An Italian cooking expert, Famularo does not disappoint with his recipes. His instructions for the classic staples of Italian-American fare—fluffy meatballs, chewy pizza, and comforting minestrone—are easy to follow and yield superb results. More unique creations like “Papa’s Immortal Quick Pasta” and “Mary’s Italian Cake” are no less impressive. The value of lifting the curtain on a family’s unique recipes, particularly when accompanied by the squabbles, the antics, and the unsung heroism of the Italian mama in her kitchen, is priceless.

While the cover of the book is reminiscent of a chain restaurant menu, the interior layout is orderly. The recipes Famularo remembers are included at the end of each chapter, and there is a helpful index at the back of the book.

The author’s writing is enticing, as when he warmly captures memories of his mother and grandmother: “The loaf grandma sent was meant to show Mama how good bread is really made.” And just how good was it? Find out by trying the recipe.

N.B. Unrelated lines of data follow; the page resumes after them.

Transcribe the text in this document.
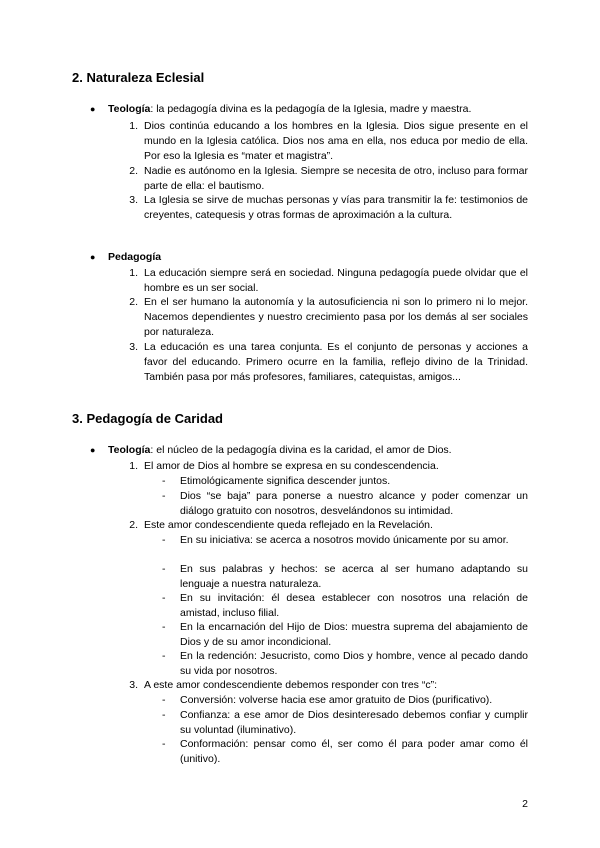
2. Naturaleza Eclesial
● Teología: la pedagogía divina es la pedagogía de la Iglesia, madre y maestra.
1. Dios continúa educando a los hombres en la Iglesia. Dios sigue presente en el mundo en la Iglesia católica. Dios nos ama en ella, nos educa por medio de ella. Por eso la Iglesia es “mater et magistra”.

2. Nadie es autónomo en la Iglesia. Siempre se necesita de otro, incluso para formar parte de ella: el bautismo.

3. La Iglesia se sirve de muchas personas y vías para transmitir la fe: testimonios de creyentes, catequesis y otras formas de aproximación a la cultura.

● Pedagogía
1. La educación siempre será en sociedad. Ninguna pedagogía puede olvidar que el hombre es un ser social.

2. En el ser humano la autonomía y la autosuficiencia ni son lo primero ni lo mejor. Nacemos dependientes y nuestro crecimiento pasa por los demás al ser sociales por naturaleza.

3. La educación es una tarea conjunta. Es el conjunto de personas y acciones a favor del educando. Primero ocurre en la familia, reflejo divino de la Trinidad. También pasa por más profesores, familiares, catequistas, amigos...

3. Pedagogía de Caridad
● Teología: el núcleo de la pedagogía divina es la caridad, el amor de Dios.
1. El amor de Dios al hombre se expresa en su condescendencia.

- Etimológicamente significa descender juntos.

- Dios “se baja” para ponerse a nuestro alcance y poder comenzar un diálogo gratuito con nosotros, desvelándonos su intimidad.

2. Este amor condescendiente queda reflejado en la Revelación.

- En su iniciativa: se acerca a nosotros movido únicamente por su amor.

- En sus palabras y hechos: se acerca al ser humano adaptando su lenguaje a nuestra naturaleza.

- En su invitación: él desea establecer con nosotros una relación de amistad, incluso filial.

- En la encarnación del Hijo de Dios: muestra suprema del abajamiento de Dios y de su amor incondicional.

- En la redención: Jesucristo, como Dios y hombre, vence al pecado dando su vida por nosotros.

3. A este amor condescendiente debemos responder con tres “c”:

- Conversión: volverse hacia ese amor gratuito de Dios (purificativo).

- Confianza: a ese amor de Dios desinteresado debemos confiar y cumplir su voluntad (iluminativo).

- Conformación: pensar como él, ser como él para poder amar como él (unitivo).

2
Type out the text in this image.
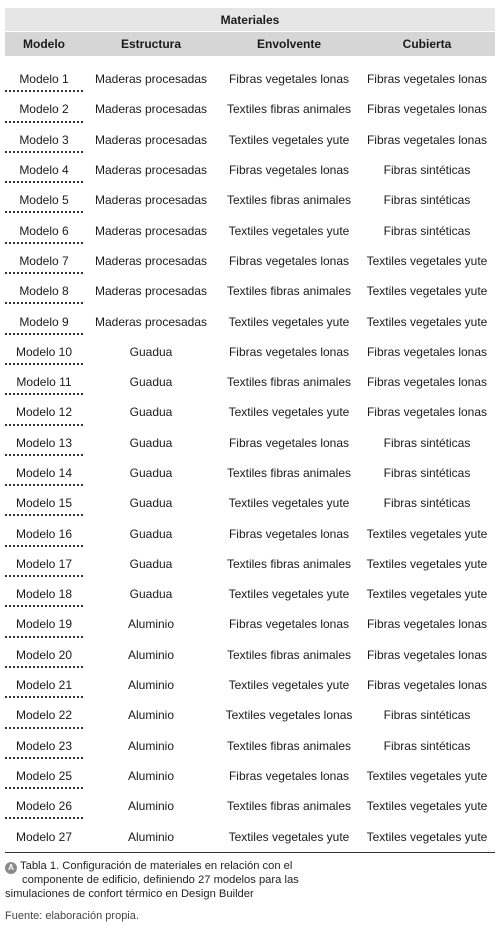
Materiales
Modelo	Estructura	Envolvente	Cubierta
Modelo 1	Maderas procesadas	Fibras vegetales lonas	Fibras vegetales lonas
Modelo 2	Maderas procesadas	Textiles fibras animales	Fibras vegetales lonas
Modelo 3	Maderas procesadas	Textiles vegetales yute	Fibras vegetales lonas
Modelo 4	Maderas procesadas	Fibras vegetales lonas	Fibras sintéticas
Modelo 5	Maderas procesadas	Textiles fibras animales	Fibras sintéticas
Modelo 6	Maderas procesadas	Textiles vegetales yute	Fibras sintéticas
Modelo 7	Maderas procesadas	Fibras vegetales lonas	Textiles vegetales yute
Modelo 8	Maderas procesadas	Textiles fibras animales	Textiles vegetales yute
Modelo 9	Maderas procesadas	Textiles vegetales yute	Textiles vegetales yute
Modelo 10	Guadua	Fibras vegetales lonas	Fibras vegetales lonas
Modelo 11	Guadua	Textiles fibras animales	Fibras vegetales lonas
Modelo 12	Guadua	Textiles vegetales yute	Fibras vegetales lonas
Modelo 13	Guadua	Fibras vegetales lonas	Fibras sintéticas
Modelo 14	Guadua	Textiles fibras animales	Fibras sintéticas
Modelo 15	Guadua	Textiles vegetales yute	Fibras sintéticas
Modelo 16	Guadua	Fibras vegetales lonas	Textiles vegetales yute
Modelo 17	Guadua	Textiles fibras animales	Textiles vegetales yute
Modelo 18	Guadua	Textiles vegetales yute	Textiles vegetales yute
Modelo 19	Aluminio	Fibras vegetales lonas	Fibras vegetales lonas
Modelo 20	Aluminio	Textiles fibras animales	Fibras vegetales lonas
Modelo 21	Aluminio	Textiles vegetales yute	Fibras vegetales lonas
Modelo 22	Aluminio	Textiles vegetales lonas	Fibras sintéticas
Modelo 23	Aluminio	Textiles fibras animales	Fibras sintéticas
Modelo 25	Aluminio	Fibras vegetales lonas	Textiles vegetales yute
Modelo 26	Aluminio	Textiles fibras animales	Textiles vegetales yute
Modelo 27	Aluminio	Textiles vegetales yute	Textiles vegetales yute
A Tabla 1. Configuración de materiales en relación con el
componente de edificio, definiendo 27 modelos para las
simulaciones de confort térmico en Design Builder
Fuente: elaboración propia.
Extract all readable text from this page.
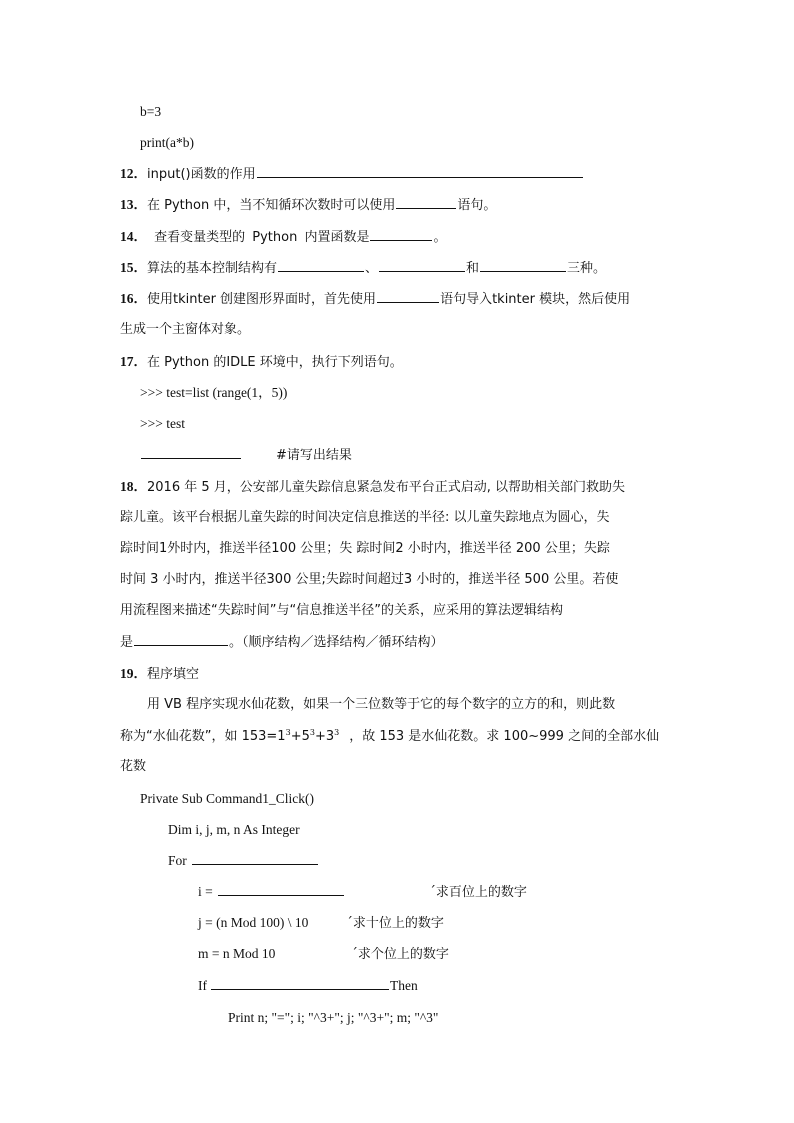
b=3
print(a*b)
12．input()函数的作用
13．在 Python 中，当不知循环次数时可以使用	语句。
14． 查看变量类型的 Python 内置函数是	。
15．算法的基本控制结构有	、	和	三种。
16．使用tkinter 创建图形界面时，首先使用	语句导入tkinter 模块，然后使用
生成一个主窗体对象。
17．在 Python 的IDLE 环境中，执行下列语句。
>>> test=list (range(1，5))
>>> test
#请写出结果
18．2016 年 5 月，公安部儿童失踪信息紧急发布平台正式启动, 以帮助相关部门救助失
踪儿童。该平台根据儿童失踪的时间决定信息推送的半径: 以儿童失踪地点为圆心，失
踪时间1外时内，推送半径100 公里；失 踪时间2 小时内，推送半径 200 公里；失踪
时间 3 小时内，推送半径300 公里;失踪时间超过3 小时的，推送半径 500 公里。若使
用流程图来描述“失踪时间”与“信息推送半径”的关系，应采用的算法逻辑结构
是	。（顺序结构／选择结构／循环结构）
19．程序填空
用 VB 程序实现水仙花数，如果一个三位数等于它的每个数字的立方的和，则此数
称为“水仙花数”，如 $153=1^3+5^3+3^3$ ，故 153 是水仙花数。求 100~999 之间的全部水仙
花数
Private Sub Command1_Click()
Dim i, j, m, n As Integer
For
i =	´求百位上的数字
j = (n Mod 100) \ 10	´求十位上的数字
m = n Mod 10	´求个位上的数字
If	Then
Print n; "="; i; "^3+"; j; "^3+"; m; "^3"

Not shying away from some of the major issues of growing up as an immigrant gives Famularo’s stories real grit, and rewarding his readers with a compendium of tried-and-true recipes is a wonderfully generous idea. “Perdutamente” means “crazy” or “passionate” in Italian. Famularo embodies this concept when it comes to food and family. His book, like a family album, is an absolute treasure and will likely inspire future generations to appreciate their own traditions and recipes and create some new ones.